Ben diverso l’atteggiamento verso Gaza. Una mobilitazione forte, chiara, mediatica, che ha scosso il dibattito politico e suscitato reazioni indignate da parte del governo.

La sproporzione è evidente. Perché Gaza sì e Kyiv no? Perché scendere in piazza contro Israele ma non contro la Russia? La difesa dei civili ucraini massacrati nei loro villaggi non meritava la stessa attenzione delle vittime palestinesi?

La risposta più plausibile è politica. La Cgil ha ereditato dalla sinistra italiana una tradizione di simpatia per la causa palestinese, radicata nella memoria dei movimenti pacifisti e antimperialisti. L’Ucraina, al contrario, è un terreno più scomodo: schierarsi nettamente contro Mosca significherebbe infrangere l’equidistanza “pacifista” e riconoscere che la guerra non è frutto di astratte logiche belliche, ma dell’aggressione di un regime autoritario contro un popolo libero.

Ma il pacifismo selettivo non regge la prova dei fatti. Se la pace è un valore universale, deve valere sempre, non solo dove coincide con la propria tradizione ideologica. Il rischio è di apparire come un sindacato che alza la voce quando la causa è “simpatica” e tace quando è divisiva.

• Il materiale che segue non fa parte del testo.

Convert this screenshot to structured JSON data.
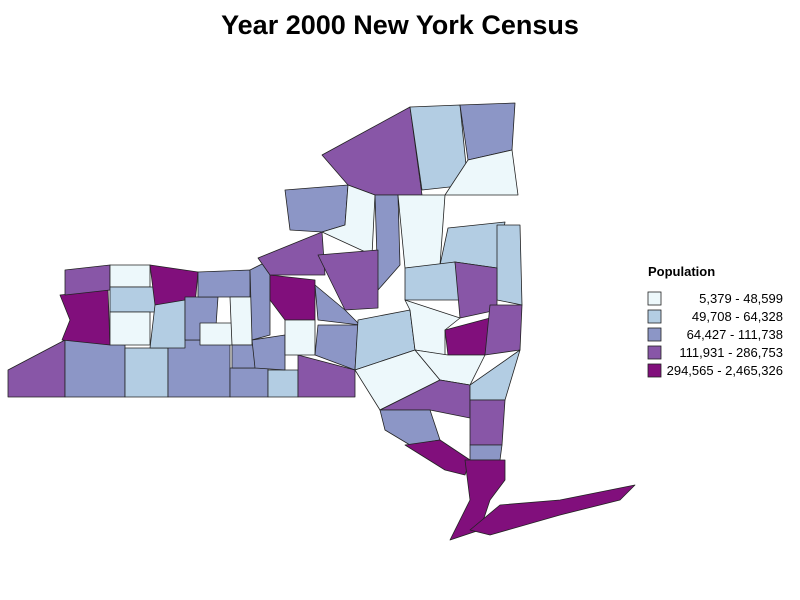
{
  "title": "Year 2000 New York Census",
  "legend": {
    "title": "Population",
    "items": [
      {
        "label": "5,379 - 48,599",
        "color": "#edf8fb"
      },
      {
        "label": "49,708 - 64,328",
        "color": "#b3cde3"
      },
      {
        "label": "64,427 - 111,738",
        "color": "#8c96c6"
      },
      {
        "label": "111,931 - 286,753",
        "color": "#8856a7"
      },
      {
        "label": "294,565 - 2,465,326",
        "color": "#810f7c"
      }
    ]
  }
}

Questa incoerenza mina la credibilità stessa della Cgil. In un’Europa che ha visto nella difesa di Kyiv la difesa dell’ordine internazionale, il silenzio del principale sindacato italiano viene letto da molti come un favore implicito a Putin. Non basta proclamarsi “contro tutte le guerre”: serve avere il coraggio di dire chi le guerre le scatena, e chi le subisce.

La mobilitazione per Gaza ha raccolto consenso e solidarietà. Ma la domanda resta, ineludibile: che valore hanno quelle stesse bandiere della pace, se vengono issate solo a metà?